Given a nonnegative integer $k$. What is the value of the following sum: $$\sum_{m = 0}^k \sum_{n = 0}^m \binom{k}{m} \binom{m}{n}$$
I need this in order to simplify some of my work. I tried to expand it using binomial formula but didn't lead anywhere. I am simplifying weyl denominator formula for certain Kac-Moody algebras and I end up with this sum.
$${k\choose m}{m \choose n} = {k!\over m!(k-m)!}{m!\over n!(m-n)!}={k\choose k-m,n,m-n}$$ so we have $$\sum_{m=0}^k\sum_{n=0}^m{k\choose k-m,n,m-n}=3^k,$$ the number of ways to distribute $k$ objects in $3$ piles.
The sum $$S=\sum_{m=0}^{k} \sum_{n=0}^{m} {k \choose m}{m \choose n}=\sum_{m=0}^{k} {k \choose m}\sum_{n=0}^{m} {m \choose n}= \sum_{m=0}^{k} 2^m {k \choose m}=3^k.$$
The answer given by @saulspatz is correct. I would like to give an alternative way to get to the result that helps understanding what is actually going on.

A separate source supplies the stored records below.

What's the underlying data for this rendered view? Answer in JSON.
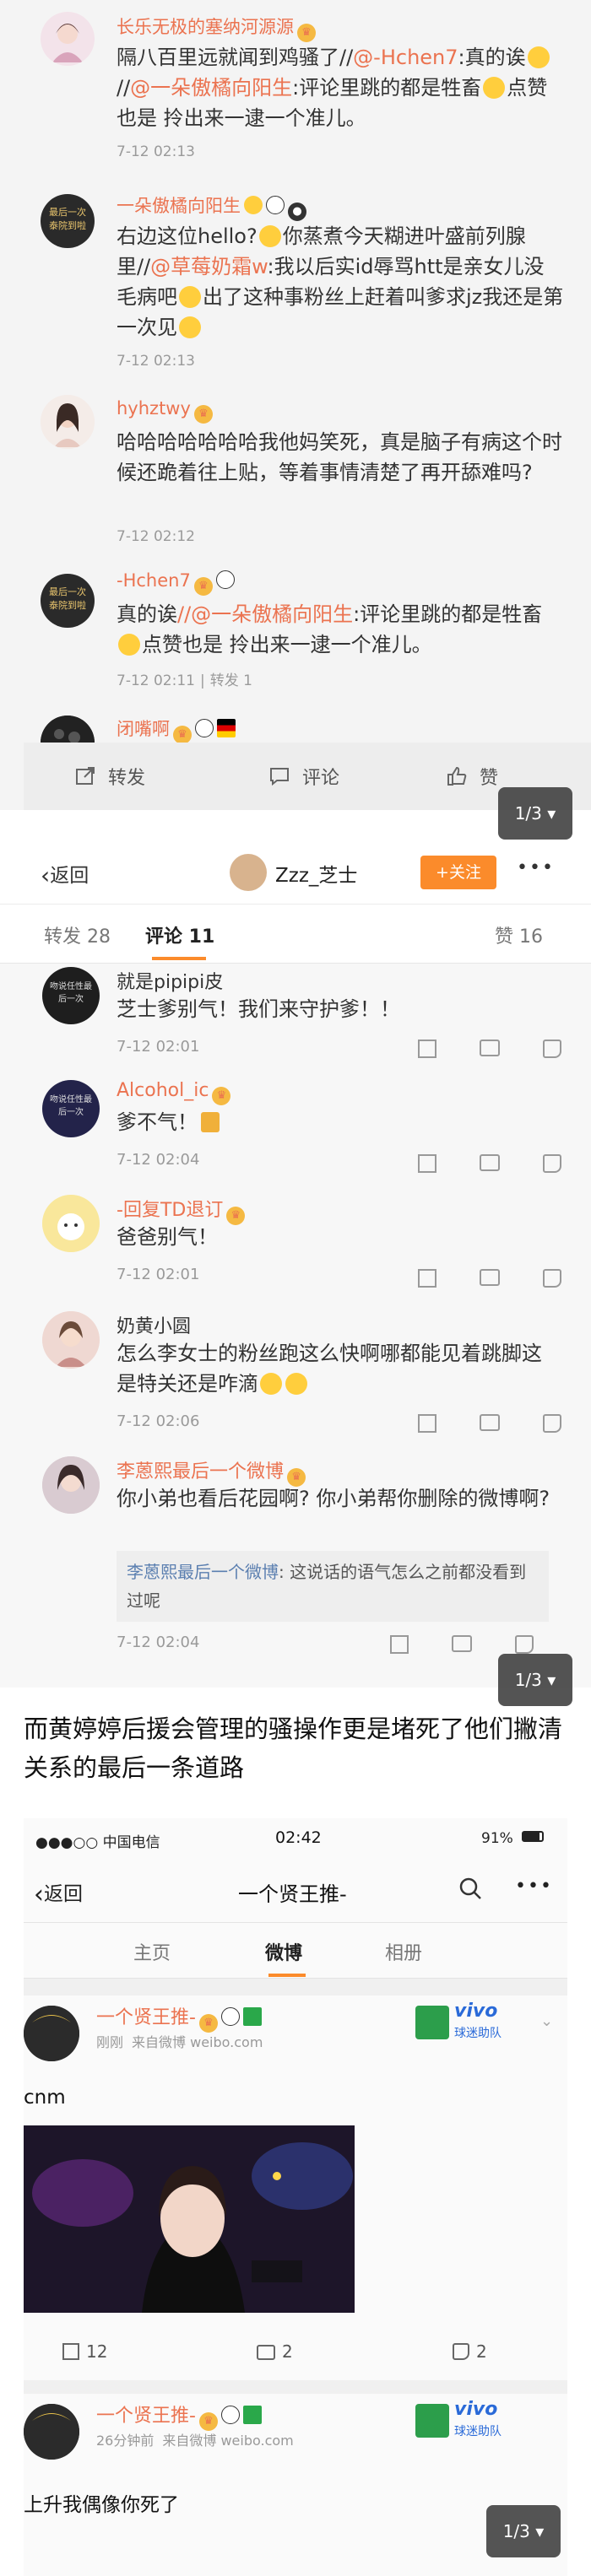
{
  "panel1": {
    "comments": [
      {
        "user": "长乐无极的塞纳河源源",
        "text_plain": "隔八百里远就闻到鸡骚了//",
        "text_mention": "@-Hchen7",
        "text_rest": ":真的诶",
        "text_rest2": "//",
        "text_mention2": "@一朵傲橘向阳生",
        "text_rest3": ":评论里跳的都是牲畜",
        "text_rest4": "点赞也是 拎出来一逮一个准儿。",
        "time": "7-12 02:13"
      },
      {
        "user": "一朵傲橘向阳生",
        "avatar_text": "最后一次泰院到啦",
        "text_a": "右边这位hello?",
        "text_b": "你蒸煮今天糊进叶盛前列腺里//",
        "text_mention": "@草莓奶霜w",
        "text_c": ":我以后实id辱骂htt是亲女儿没毛病吧",
        "text_d": "出了这种事粉丝上赶着叫爹求jz我还是第一次见",
        "time": "7-12 02:13"
      },
      {
        "user": "hyhztwy",
        "text": "哈哈哈哈哈哈哈我他妈笑死，真是脑子有病这个时候还跪着往上贴，等着事情清楚了再开舔难吗?",
        "time": "7-12 02:12"
      },
      {
        "user": "-Hchen7",
        "avatar_text": "最后一次泰院到啦",
        "text_a": "真的诶",
        "text_mention": "//@一朵傲橘向阳生",
        "text_b": ":评论里跳的都是牲畜",
        "text_c": "点赞也是 拎出来一逮一个准儿。",
        "time": "7-12 02:11",
        "reply": "转发 1"
      },
      {
        "user": "闭嘴啊"
      }
    ],
    "bar": {
      "repost": "转发",
      "comment": "评论",
      "like": "赞"
    },
    "page_indicator": "1/3 ▾"
  },
  "panel2": {
    "back": "返回",
    "user": "Zzz_芝士",
    "follow": "+关注",
    "more": "•••",
    "tab_repost": "转发 28",
    "tab_comment": "评论 11",
    "tab_like": "赞 16",
    "comments": [
      {
        "user": "就是pipipi皮",
        "avatar_text": "吻说任性最后一次",
        "text": "芝士爹别气！我们来守护爹！！",
        "time": "7-12 02:01"
      },
      {
        "user": "Alcohol_ic",
        "avatar_text": "吻说任性最后一次",
        "text": "爹不气！",
        "time": "7-12 02:04"
      },
      {
        "user": "-回复TD退订",
        "text": "爸爸别气！",
        "time": "7-12 02:01"
      },
      {
        "user": "奶黄小圆",
        "text": "怎么李女士的粉丝跑这么快啊哪都能见着跳脚这是特关还是咋滴",
        "time": "7-12 02:06"
      },
      {
        "user": "李蒽熙最后一个微博",
        "text": "你小弟也看后花园啊? 你小弟帮你删除的微博啊?",
        "reply_user": "李蒽熙最后一个微博",
        "reply_text": ": 这说话的语气怎么之前都没看到过呢",
        "time": "7-12 02:04"
      }
    ],
    "page_indicator": "1/3 ▾"
  },
  "caption": "而黄婷婷后援会管理的骚操作更是堵死了他们撇清关系的最后一条道路",
  "panel3": {
    "status_left": "●●●○○ 中国电信",
    "status_time": "02:42",
    "status_right": "91%",
    "back": "返回",
    "title": "一个贤王推-",
    "tab_home": "主页",
    "tab_weibo": "微博",
    "tab_album": "相册",
    "vivo_text": "vivo",
    "vivo_sub": "球迷助队",
    "posts": [
      {
        "user": "一个贤王推-",
        "meta_time": "刚刚",
        "meta_src": "来自微博 weibo.com",
        "text": "cnm",
        "reposts": "12",
        "comments": "2",
        "likes": "2"
      },
      {
        "user": "一个贤王推-",
        "meta_time": "26分钟前",
        "meta_src": "来自微博 weibo.com",
        "text": "上升我偶像你死了"
      }
    ],
    "page_indicator": "1/3 ▾"
  }
}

The binomial coefficient $\binom{k}{m}$ is the number of ways in which we can choose $m$ elements out of a set of $k$ elements. In other words, it is the number of elements of the set $$\{f:\{x_1,\ldots,x_k\}\to\{1,2\}\mid \#f^{-1}(2)=m\}.$$ Of course, we have a similar interpretation for $\binom{m}{n}$. Thus, \begin{align} \binom{k}{m}\binom{m}{n} ={}& \#\{f:\{x_1,\ldots,x_k\}\to\{0,1\}\mid \#f^{-1}(0)=m\}\cdot\#\{g:f^{-1}(0)\to\{2,3\}\mid \#g^{-1}(3)=n\}\\ ={}&\#\{(f,g)\mid\#f^{-1}(0)=m,\ \#g^{-1}(3)=n\} \end{align} (I've omitted the domains and codomains of the maps in the last line). Now, given two such maps we can construct $$h:\{x_1,\ldots,x_k\}\longrightarrow\{1,2,3\}$$ as the map given by $f$ on $f^{-1}(1)$ and $g\circ f$ otherwise, thus giving $$\binom{k}{m}\binom{m}{n}=\#\{h:\{x_1,\ldots,x_k\}\to\{1,2,3\}\mid h^{-1}(3)=n,\ h^{-1}(2)=m-n\}\ .$$ Taking the sum over $m$ and $n$ is given by taking the union on the sets we are counting, which eliminates the conditions giving $$\sum_{m=0}^k\sum_{n=0}^m\binom{k}{m}\binom{m}{n} = \#\{h:\{x_1,\ldots,x_k\}\to\{1,2,3\}\} = 3^k.$$